Painting by James Tissot

Young Women Looking at Japanese Articles is an oil painting on canvas by the French artist James Tissot, from 1869.

==History and description==
It depicts two young French woman peering curiously at artefacts acquired from Japan. This reflected the burst of enthusiasm for Japanese influences, known as Japonisme, that impacted European art following the Perry Mission to Japan in 1853.

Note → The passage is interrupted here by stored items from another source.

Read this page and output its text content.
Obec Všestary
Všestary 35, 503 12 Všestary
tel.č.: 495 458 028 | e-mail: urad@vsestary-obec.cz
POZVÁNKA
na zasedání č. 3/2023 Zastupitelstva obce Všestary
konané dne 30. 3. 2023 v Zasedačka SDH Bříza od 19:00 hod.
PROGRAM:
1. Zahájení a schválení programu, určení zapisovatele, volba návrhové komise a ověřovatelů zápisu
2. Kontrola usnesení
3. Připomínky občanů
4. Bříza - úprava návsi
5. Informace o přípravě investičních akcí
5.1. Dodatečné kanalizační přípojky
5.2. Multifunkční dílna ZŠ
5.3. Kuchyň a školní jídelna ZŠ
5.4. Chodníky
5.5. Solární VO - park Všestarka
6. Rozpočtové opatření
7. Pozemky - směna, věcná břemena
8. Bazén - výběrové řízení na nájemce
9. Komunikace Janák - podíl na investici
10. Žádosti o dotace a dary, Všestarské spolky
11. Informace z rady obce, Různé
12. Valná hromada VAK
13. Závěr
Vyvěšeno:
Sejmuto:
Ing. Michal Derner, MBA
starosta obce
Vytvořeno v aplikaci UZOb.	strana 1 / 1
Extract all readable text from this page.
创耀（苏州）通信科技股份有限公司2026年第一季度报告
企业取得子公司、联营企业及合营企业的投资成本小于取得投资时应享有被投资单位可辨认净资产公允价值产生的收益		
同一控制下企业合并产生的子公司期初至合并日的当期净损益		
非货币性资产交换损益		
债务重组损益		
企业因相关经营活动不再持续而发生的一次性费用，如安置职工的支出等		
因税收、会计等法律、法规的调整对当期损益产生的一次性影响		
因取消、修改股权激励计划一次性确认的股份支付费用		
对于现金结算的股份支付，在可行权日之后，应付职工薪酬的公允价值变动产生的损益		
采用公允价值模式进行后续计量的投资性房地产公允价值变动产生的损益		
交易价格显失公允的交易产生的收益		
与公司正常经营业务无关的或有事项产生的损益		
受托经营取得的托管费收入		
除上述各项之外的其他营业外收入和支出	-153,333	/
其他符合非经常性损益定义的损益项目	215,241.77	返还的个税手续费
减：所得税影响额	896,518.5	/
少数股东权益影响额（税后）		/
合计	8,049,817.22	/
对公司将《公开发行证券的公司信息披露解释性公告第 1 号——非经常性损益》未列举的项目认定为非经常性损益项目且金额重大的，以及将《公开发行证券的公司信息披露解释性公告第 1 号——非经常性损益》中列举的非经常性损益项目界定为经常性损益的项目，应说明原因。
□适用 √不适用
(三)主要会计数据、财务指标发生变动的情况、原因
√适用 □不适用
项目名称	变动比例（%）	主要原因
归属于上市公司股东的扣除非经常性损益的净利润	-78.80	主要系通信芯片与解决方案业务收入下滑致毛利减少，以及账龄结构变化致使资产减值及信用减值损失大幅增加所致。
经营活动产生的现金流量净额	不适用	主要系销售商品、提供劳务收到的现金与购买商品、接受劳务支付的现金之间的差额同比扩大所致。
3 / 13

It was one of a series of Japanese-themed painting Tissot produced during the decade.
The following year Tissot left for London following the outbreak of the Franco-Prussian War and went on to produce many of his most famous genre paintings in Britain. Today the painting is in the collection of Cincinnati Art Museum in Ohio, which acquired it in 1984.

==Bibliography==
- Gere, Charlotte & Hoskins, Lesley. The House Beautiful: Oscar Wilde and the Aesthetic Interior. Lund Humphries, 2000.
- Marshall, Nancy Rose & Warner, Malcolm. James Tissot: Victorian Life, Modern Love. Yale University Press, 1999.
- Ōmori, Tatsuji Japonisme in Art. 1980.
- Yamaguchi, Arisa. Sartorial Japonisme and the Experience of Kimonos in Britain, 1865–1914. Taylor & Francis, 2023.